First episode of 'Chainsaw Man' anime revs up with zombie guts and devil dogs
Chainsaw Man is a much-anticipated anime about a guy who turns into a living chainsaw and hunts devils. As awesome and gnarly as it sounds, that's all there is to it, at least for the first episode.
Like a lot of anime openers, this one focuses on world-building and setup. There are devils and their devil hunter counterparts. There are shady underworld yakuza (Japanese organized crime) dealings. And there's our main character, Denji (played by Kikunosuke Toya in the Japanese dub), who's... how can I put this delicately? Simple.
Denji has the makings of a stock anime protagonist. Tragic backstory with a dead parent or guardian? Check. Chasing a dream in spite of dreadful circumstances? Check. Improbable way of obtaining powers? You bet. Still, you can't help but root for him.
He's down on his luck, living in deplorable conditions, and hunting devils to pay off his late father's debts. And as a teenage boy, all he wants to do is eat good food and get a girlfriend. Can't really argue with that. It also helps that he has such an endearing relationship with his devil-dog, which, by the way, has a chainsaw protruding out of its face.

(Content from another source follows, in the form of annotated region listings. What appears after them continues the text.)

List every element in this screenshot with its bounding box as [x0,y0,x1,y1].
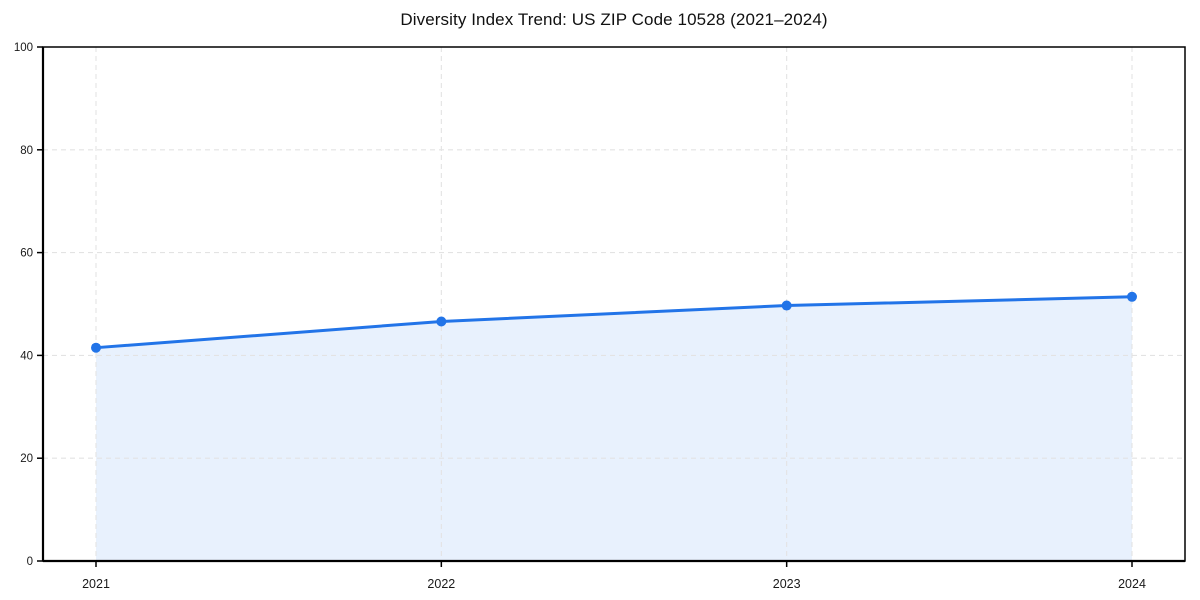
y-tick-label: 100 [14,42,33,54]
y-tick-label: 80 [20,145,33,157]
y-tick-label: 40 [20,350,33,362]
x-tick-label: 2021 [82,577,110,591]
data-point [91,342,101,353]
x-tick-label: 2022 [427,577,455,591]
data-point [436,316,447,327]
y-tick-label: 20 [20,453,33,465]
data-point [781,300,792,311]
x-tick-label: 2024 [1118,577,1146,591]
data-point [1127,291,1137,302]
chart-title: Diversity Index Trend: US ZIP Code 10528… [400,10,828,29]
y-tick-label: 60 [20,248,33,260]
trend-line [94,295,1134,350]
area-fill [96,296,1132,561]
x-tick-label: 2023 [773,577,801,591]
y-tick-label: 0 [27,556,33,568]
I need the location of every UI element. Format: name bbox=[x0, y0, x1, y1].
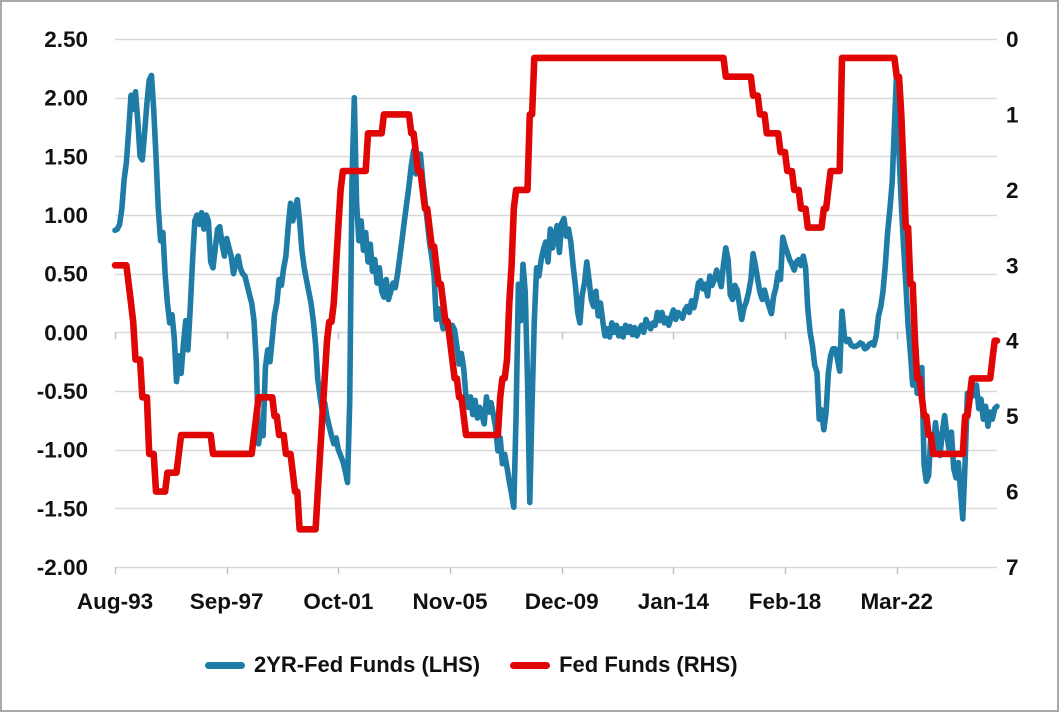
axis-tick-label: 1.50 bbox=[44, 144, 88, 169]
x-axis-labels: Aug-93 Sep-97 Oct-01 Nov-05 Dec-09 Jan-14 Feb-… bbox=[77, 589, 933, 614]
legend-label-fed-funds: Fed Funds (RHS) bbox=[559, 652, 738, 677]
x-axis-ticks bbox=[114, 332, 899, 574]
legend-swatch-blue-line-icon bbox=[205, 661, 245, 669]
axis-tick-label: -0.50 bbox=[37, 379, 88, 404]
axis-tick-label: -1.00 bbox=[37, 438, 88, 463]
dual-axis-line-chart: 2.50 2.00 1.50 1.00 0.50 0.00 -0.50 -1.00 -1.50 -… bbox=[37, 27, 1019, 614]
legend: 2YR-Fed Funds (LHS) Fed Funds (RHS) bbox=[205, 652, 738, 678]
axis-tick-label: Oct-01 bbox=[303, 589, 373, 614]
legend-item-fed-funds: Fed Funds (RHS) bbox=[510, 652, 738, 678]
axis-tick-label: Aug-93 bbox=[77, 589, 153, 614]
axis-tick-label: 2 bbox=[1006, 178, 1019, 203]
axis-tick-label: 1 bbox=[1006, 102, 1019, 127]
left-axis-labels: 2.50 2.00 1.50 1.00 0.50 0.00 -0.50 -1.00 -1.50 -… bbox=[37, 27, 88, 580]
axis-tick-label: Nov-05 bbox=[413, 589, 488, 614]
axis-tick-label: 2.50 bbox=[44, 27, 88, 52]
gridlines bbox=[115, 38, 997, 569]
axis-tick-label: Dec-09 bbox=[525, 589, 599, 614]
axis-tick-label: 5 bbox=[1006, 404, 1019, 429]
legend-item-2yr-fed-funds: 2YR-Fed Funds (LHS) bbox=[205, 652, 480, 678]
series-line-fed-funds bbox=[111, 54, 1001, 533]
legend-swatch-red-line-icon bbox=[510, 661, 551, 669]
axis-tick-label: -2.00 bbox=[37, 555, 88, 580]
right-axis-labels: 0 1 2 3 4 5 6 7 bbox=[1006, 27, 1019, 580]
axis-tick-label: 6 bbox=[1006, 480, 1019, 505]
legend-label-2yr-fed-funds: 2YR-Fed Funds (LHS) bbox=[254, 652, 481, 677]
axis-tick-label: 0.00 bbox=[44, 320, 88, 345]
axis-tick-label: 3 bbox=[1006, 253, 1019, 278]
axis-tick-label: Sep-97 bbox=[190, 589, 264, 614]
axis-tick-label: 0 bbox=[1006, 27, 1019, 52]
axis-tick-label: 0.50 bbox=[44, 262, 88, 287]
axis-tick-label: Mar-22 bbox=[860, 589, 933, 614]
axis-tick-label: 7 bbox=[1006, 555, 1019, 580]
series-line-2yr-minus-fed-funds bbox=[112, 67, 1000, 522]
axis-tick-label: 2.00 bbox=[44, 86, 88, 111]
axis-tick-label: -1.50 bbox=[37, 496, 88, 521]
axis-tick-label: Feb-18 bbox=[749, 589, 822, 614]
axis-tick-label: 4 bbox=[1006, 329, 1019, 354]
axis-tick-label: 1.00 bbox=[44, 203, 88, 228]
axis-tick-label: Jan-14 bbox=[638, 589, 710, 614]
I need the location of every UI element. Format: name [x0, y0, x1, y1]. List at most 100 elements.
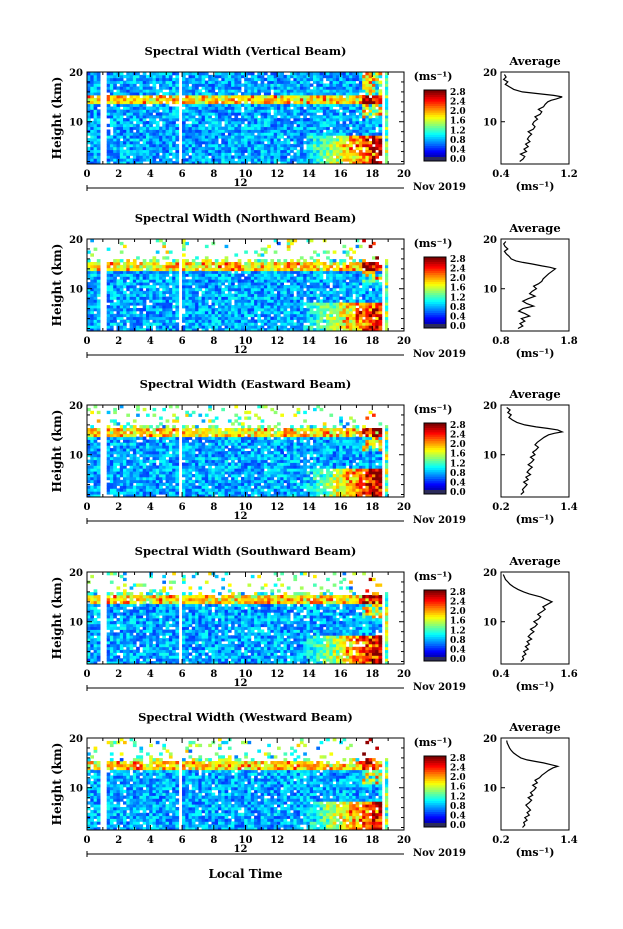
- heatmap-cell: [191, 149, 196, 153]
- heatmap-cell: [283, 299, 288, 303]
- heatmap-cell: [211, 89, 216, 93]
- y-tick-label: 20: [69, 235, 83, 246]
- heatmap-cell: [372, 126, 376, 130]
- heatmap-cell: [280, 74, 284, 79]
- heatmap-cell: [227, 313, 232, 318]
- heatmap-cell: [263, 89, 268, 93]
- heatmap-cell: [96, 138, 101, 142]
- heatmap-cell: [211, 80, 216, 84]
- heatmap-cell: [136, 319, 140, 323]
- heatmap-cell: [185, 126, 189, 130]
- heatmap-cell: [358, 146, 363, 151]
- heatmap-cell: [277, 129, 281, 133]
- heatmap-cell: [257, 92, 261, 96]
- heatmap-cell: [267, 103, 271, 107]
- heatmap-cell: [126, 112, 130, 116]
- heatmap-cell: [319, 89, 324, 93]
- heatmap-cell: [355, 310, 360, 315]
- heatmap-cell: [188, 126, 193, 130]
- heatmap-cell: [231, 83, 235, 87]
- heatmap-cell: [155, 239, 160, 243]
- heatmap-cell: [231, 305, 235, 309]
- heatmap-cell: [188, 282, 193, 286]
- heatmap-cell: [165, 103, 170, 107]
- heatmap-cell: [224, 120, 229, 125]
- heatmap-cell: [329, 322, 334, 326]
- heatmap-cell: [345, 253, 350, 257]
- heatmap-cell: [270, 279, 275, 283]
- heatmap-cell: [191, 290, 196, 295]
- heatmap-cell: [277, 285, 281, 289]
- heatmap-cell: [247, 262, 252, 266]
- heatmap-cell: [342, 285, 347, 289]
- heatmap-cell: [90, 322, 94, 326]
- heatmap-cell: [263, 285, 268, 289]
- heatmap-cell: [283, 146, 288, 151]
- heatmap-cell: [296, 155, 301, 159]
- heatmap-cell: [139, 282, 144, 286]
- heatmap-cell: [123, 285, 127, 289]
- heatmap-cell: [201, 80, 206, 84]
- heatmap-cell: [227, 143, 232, 148]
- heatmap-cell: [106, 143, 111, 148]
- heatmap-cell: [204, 262, 209, 266]
- heatmap-cell: [214, 129, 219, 133]
- heatmap-cell: [290, 302, 294, 306]
- heatmap-cell: [375, 270, 379, 274]
- heatmap-cell: [250, 279, 255, 283]
- heatmap-cell: [139, 132, 144, 136]
- heatmap-cell: [123, 86, 127, 90]
- heatmap-cell: [155, 313, 160, 318]
- heatmap-cell: [142, 115, 147, 119]
- heatmap-cell: [119, 83, 124, 87]
- heatmap-cell: [198, 115, 203, 119]
- heatmap-cell: [113, 86, 117, 90]
- heatmap-cell: [188, 290, 193, 295]
- heatmap-cell: [146, 126, 150, 130]
- heatmap-cell: [198, 112, 203, 116]
- heatmap-cell: [293, 126, 298, 130]
- heatmap-cell: [250, 158, 255, 162]
- heatmap-cell: [155, 112, 160, 116]
- heatmap-cell: [119, 250, 124, 254]
- heatmap-cell: [149, 126, 153, 130]
- heatmap-cell: [221, 106, 225, 110]
- heatmap-cell: [296, 308, 301, 312]
- heatmap-cell: [378, 152, 383, 156]
- heatmap-cell: [260, 270, 265, 274]
- heatmap-cell: [306, 299, 311, 303]
- heatmap-cell: [254, 143, 258, 148]
- heatmap-cell: [319, 267, 324, 272]
- heatmap-cell: [322, 302, 327, 306]
- heatmap-cell: [263, 293, 268, 297]
- heatmap-cell: [211, 112, 216, 116]
- heatmap-cell: [263, 310, 268, 315]
- heatmap-cell: [198, 135, 203, 139]
- heatmap-cell: [93, 138, 98, 142]
- heatmap-cell: [254, 250, 258, 254]
- heatmap-cell: [123, 313, 127, 318]
- heatmap-cell: [306, 89, 311, 93]
- heatmap-cell: [155, 138, 160, 142]
- heatmap-cell: [162, 296, 166, 300]
- heatmap-cell: [113, 100, 117, 105]
- heatmap-cell: [109, 296, 114, 300]
- heatmap-cell: [329, 293, 334, 297]
- heatmap-cell: [342, 270, 347, 274]
- heatmap-cell: [283, 126, 288, 130]
- heatmap-cell: [221, 135, 225, 139]
- heatmap-cell: [132, 97, 137, 102]
- heatmap-cell: [316, 118, 320, 122]
- heatmap-cell: [368, 89, 373, 93]
- heatmap-cell: [322, 308, 327, 312]
- heatmap-cell: [208, 290, 212, 295]
- heatmap-cell: [175, 262, 180, 266]
- heatmap-cell: [257, 97, 261, 102]
- heatmap-cell: [93, 282, 98, 286]
- heatmap-cell: [211, 77, 216, 82]
- heatmap-cell: [221, 267, 225, 272]
- heatmap-cell: [326, 305, 330, 309]
- heatmap-cell: [93, 143, 98, 148]
- heatmap-cell: [227, 302, 232, 306]
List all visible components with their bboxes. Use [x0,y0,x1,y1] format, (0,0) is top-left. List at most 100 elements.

When the Chainsaw Man finally makes his grand entrance and lets it rip, that's really the highlight of the episode. We see zombie-devil guts and limbs splatter across the screen, accompanied by the sound of heavy metal and gnashing of chainsaw blades, and you can tell the show's artists put some thought and care into the violence.
It's no surprise that MAPPA, the studio behind acclaimed titles like Jujutsu Kaisen and the last season of Attack on Titan, delivers on the animation. There's a sort of soft, filmic quality to their style, which is really pretty to look at, and interesting to see against the harshness of the fight scenes. They employ a fusion of traditional 2D hand-drawing with 3D computer-generated character models, which may not be everyone's cup of tea, and admittedly it looks out of place sometimes. But in the midst of the chaos of shredding through bad guys, it blends well.
So far, the story is just an excuse to see Denji eviscerate monsters, but that's not to say it'll always be this way. The creator of the manga (Japanese comic), Tatsuki Fujimoto, is known for his absurd, volatile, yet compelling storytelling, and if the show stays faithful to its source material, this episode is just a setup for the punchline.
The anime offers nothing wildly impressive for now, but it's just enough of a tease in a 24-minute package to hook me. If you like the carnage you see in the first episode, then you might want to stick around to see where the story goes.
Chainsaw Man is now available to stream on Crunchyroll.